Haring, B, von Ballmoos, MC, Appel, LJ, Sacks, FM
PloS one. 2014;(12):e114859
Abstract
BACKGROUND Increased lipoprotein(a) [Lp(a)] levels are associated with atherosclerotic cardiovascular disease. Studies of dietary interventions on changes in Lp(a) are sparse. We aimed to compare the effects of three healthy dietary interventions differing in macronutrient content on Lp(a) concentration. METHODS Secondary analysis of a randomized, 3-period crossover feeding study including 155 (89 blacks; 66 whites) individuals.
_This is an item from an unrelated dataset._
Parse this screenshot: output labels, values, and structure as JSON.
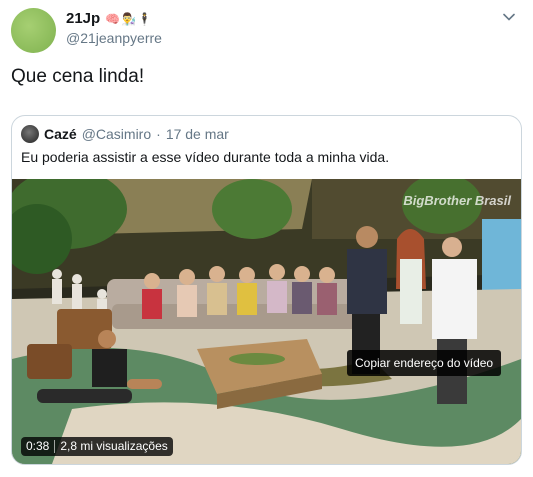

Participants were given DASH-type healthy diets rich in carbohydrates [Carb], in protein [Prot] or in unsaturated fat [Unsat Fat] for 6 weeks each. Plasma Lp(a) concentration was assessed at baseline and after each diet. RESULTS Compared to baseline, all interventional diets increased mean Lp(a) by 2 to 5 mg/dl. Unsat Fat increased Lp(a) less than Prot with a difference of 1.0 mg/dl (95% CI, -0.5, 2.5; p = 0.196) in whites and 3.7 mg/dl (95% CI, 2.4, 5.0; p < 0.001) in blacks (p-value between races = 0.008); Unsat Fat increased Lp(a) less than Carb with a difference of -0.6 mg/dl, 95% CI, -2.1, 0.9; p = 0.441) in whites and -1.5 mg/dl (95% CI, -0.2, -2.8; p = 0.021) in blacks (p-value between races = 0.354). Prot increased Lp(a) more than Carb with a difference of 0.4 mg/dl (95% CI, -1.1, 1.9; p = 0.597) in whites and 2.2 mg/dl (95%CI, 0.9, 3.5; p = 0.001) in blacks (p-value between races = 0.082). CONCLUSION Diets high in unsaturated fat increased Lp(a) levels less than diets rich in carbohydrate or protein with greater changes in blacks than whites. Our results suggest that substitutions with dietary mono- and polyunsaturated fatty acids in healthy diets may be preferable over protein or carbohydrates with regards to Lp(a). TRIAL REGISTRATION Clinicaltrials.gov NCT00051350.